The post-discharge adverse outcome

Promoting better understanding of post-discharge outcomes through metrics is important for success under value-based care models. It also represents an area with evident room for improvement.

During the webinar, Dr. Fry referenced an oft-cited study published in The New England Journal of Medicine in 2009. The study included data on more than 13 million Medicare patients and found that 19 percent of patients experienced readmission within 30 days of discharge and 34 percent experienced readmission within 90 days of discharge. Additionally, 52 percent of patients readmitted within 30 days had not seen physician following discharge and 22 percent of patients readmitted within 90 days following discharge had also not seen a physician prior to readmission.

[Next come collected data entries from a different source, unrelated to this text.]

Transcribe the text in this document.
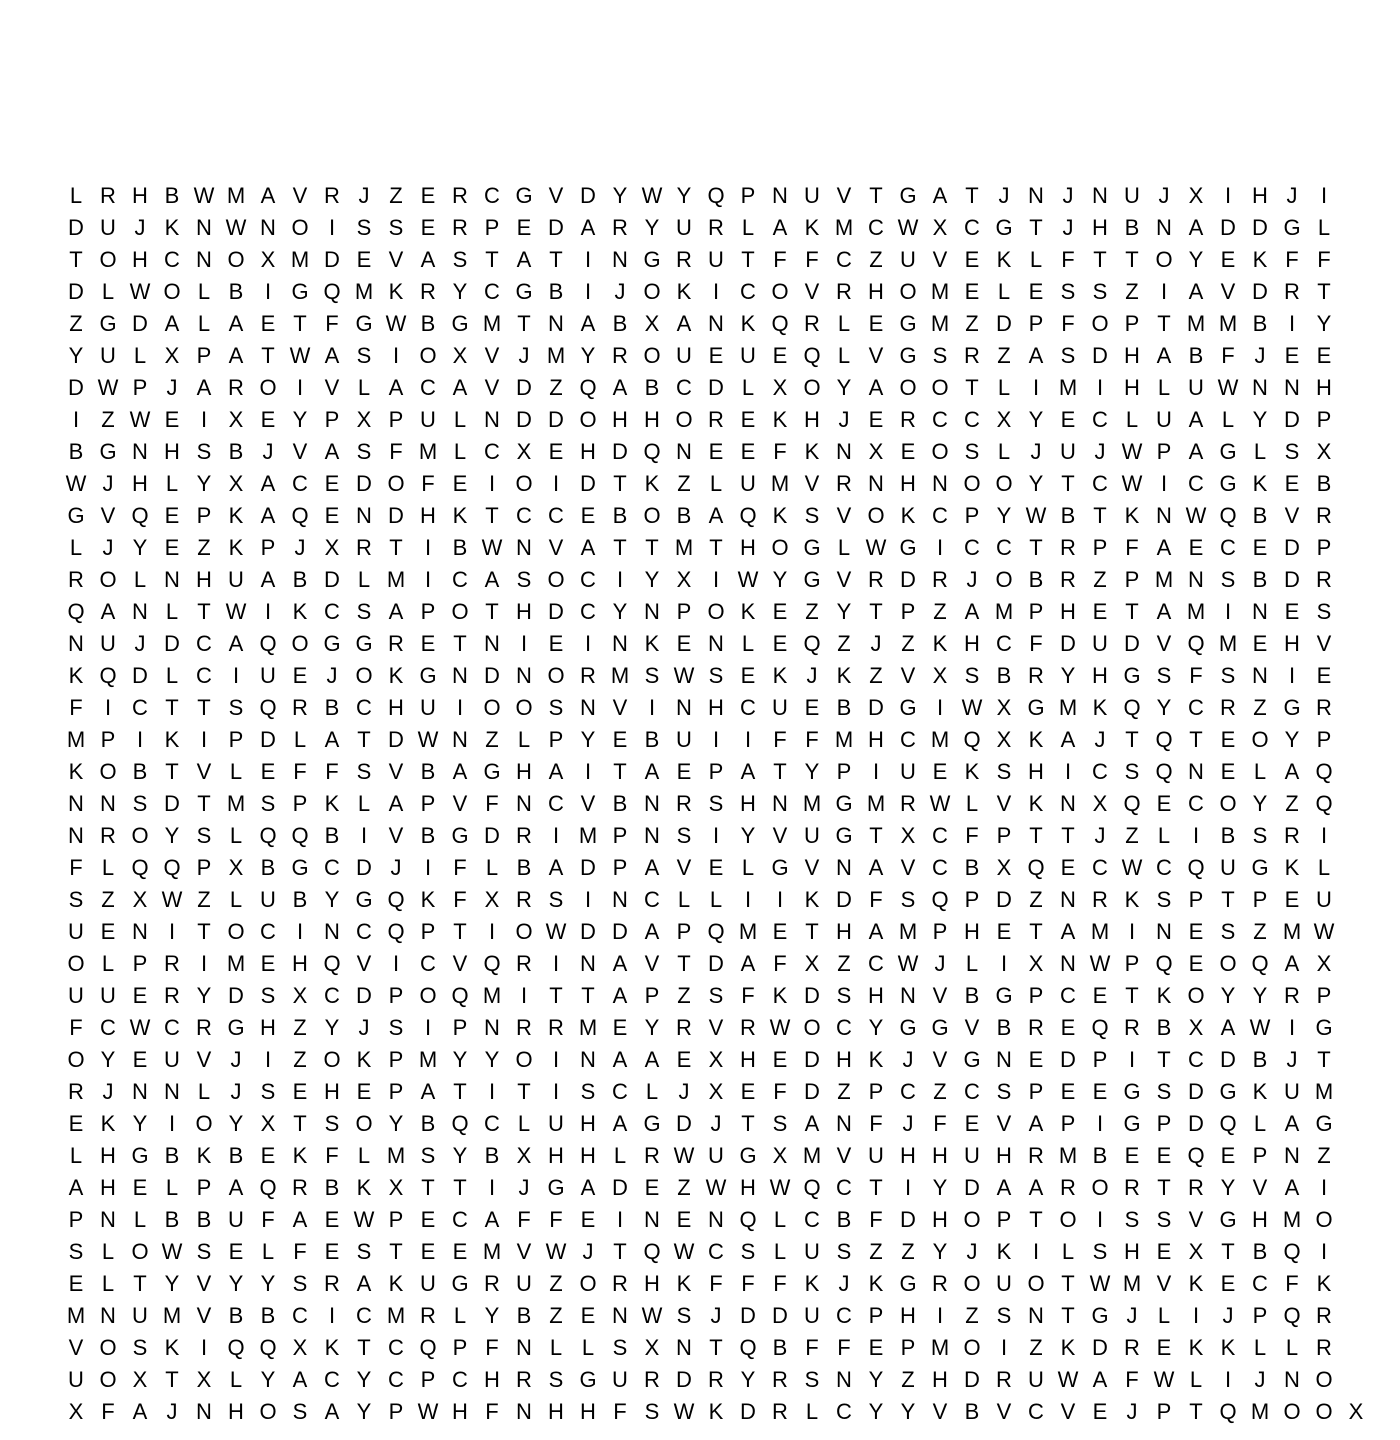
L R H B W M A V R J Z E R C G V D Y W Y Q P N U V T G A T J N J N U J X I H J	I
D U J K N W N O I S S E R P E D A R Y U R L A K M C W X C G T J H B N A D D G L
T O H C N O X M D E V A S T A T	I N G R U T F F C Z U V E K L F T T O Y E K F F
D L W O L B I G Q M K R Y C G B I	J O K I C O V R H O M E L E S S Z	I A V D R T
Z G D A L A E T F G W B G M T N A B X A N K Q R L E G M Z D P F O P T M M B I Y
Y U L X P A T W A S I O X V J M Y R O U E U E Q L V G S R Z A S D H A B F J E E
D W P J A R O I V L A C A V D Z Q A B C D L X O Y A O O T L	I M I H L U W N N H
I	Z W E I X E Y P X P U L N D D O H H O R E K H J E R C C X Y E C L U A L Y D P
B G N H S B J V A S F M L C X E H D Q N E E F K N X E O S L J U J W P A G L S X
W J H L Y X A C E D O F E I O I D T K Z L U M V R N H N O O Y T C W I C G K E B
G V Q E P K A Q E N D H K T C C E B O B A Q K S V O K C P Y W B T K N W Q B V R
L J Y E Z K P J X R T	I B W N V A T T M T H O G L W G I C C T R P F A E C E D P
R O L N H U A B D L M I C A S O C I Y X I W Y G V R D R J O B R Z P M N S B D R
Q A N L T W I K C S A P O T H D C Y N P O K E Z Y T P Z A M P H E T A M I N E S
N U J D C A Q O G G R E T N I E I N K E N L E Q Z J Z K H C F D U D V Q M E H V
K Q D L C I U E J O K G N D N O R M S W S E K J K Z V X S B R Y H G S F S N I E
F	I C T T S Q R B C H U I O O S N V I N H C U E B D G I W X G M K Q Y C R Z G R
M P I K I P D L A T D W N Z L P Y E B U I	I	F F M H C M Q X K A J T Q T E O Y P
K O B T V L E F F S V B A G H A I	T A E P A T Y P I U E K S H I C S Q N E L A Q
N N S D T M S P K L A P V F N C V B N R S H N M G M R W L V K N X Q E C O Y Z Q
N R O Y S L Q Q B I V B G D R I M P N S I Y V U G T X C F P T T J Z L	I B S R I
F L Q Q P X B G C D J	I	F L B A D P A V E L G V N A V C B X Q E C W C Q U G K L
S Z X W Z L U B Y G Q K F X R S I N C L L	I	I K D F S Q P D Z N R K S P T P E U
U E N I	T O C I N C Q P T	I O W D D A P Q M E T H A M P H E T A M I N E S Z M W
O L P R I M E H Q V I C V Q R I N A V T D A F X Z C W J L	I X N W P Q E O Q A X
U U E R Y D S X C D P O Q M I	T T A P Z S F K D S H N V B G P C E T K O Y Y R P
F C W C R G H Z Y J S I P N R R M E Y R V R W O C Y G G V B R E Q R B X A W I G
O Y E U V J	I	Z O K P M Y Y O I N A A E X H E D H K J V G N E D P I	T C D B J T
R J N N L J S E H E P A T	I	T	I S C L J X E F D Z P C Z C S P E E G S D G K U M
E K Y I O Y X T S O Y B Q C L U H A G D J T S A N F J F E V A P I G P D Q L A G
L H G B K B E K F L M S Y B X H H L R W U G X M V U H H U H R M B E E Q E P N Z
A H E L P A Q R B K X T T	I	J G A D E Z W H W Q C T	I Y D A A R O R T R Y V A I
P N L B B U F A E W P E C A F F E I N E N Q L C B F D H O P T O I S S V G H M O
S L O W S E L F E S T E E M V W J T Q W C S L U S Z Z Y J K I	L S H E X T B Q I
E L T Y V Y Y S R A K U G R U Z O R H K F F F K J K G R O U O T W M V K E C F K
M N U M V B B C I C M R L Y B Z E N W S J D D U C P H I	Z S N T G J L	I	J P Q R
V O S K I Q Q X K T C Q P F N L L S X N T Q B F F E P M O I	Z K D R E K K L L R
U O X T X L Y A C Y C P C H R S G U R D R Y R S N Y Z H D R U W A F W L	I	J N O
X F A J N H O S A Y P W H F N H H F S W K D R L C Y Y V B V C V E J P T Q M O O X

"I think this is telling us right away how we can look to the future for improving the outcomes and reducing the readmissions in these patients," Dr. Fry said.

The redesigning of care

For hospitals and health systems to be successful under bundled payments, healthcare must undergo a redesign. This redesign will be multifaceted, incorporating infection control concerns, new pain management programs and special post-discharge follow-up care for high-risk patients. However, perhaps most critically, hospitals and surgeons will need to rely on data transparency to understand their outcomes of care.

"You have to know what your results are and they need to be benchmarked," Dr. Fry said. "Transparency back to hospitals and to surgeons, I believe, will improve care."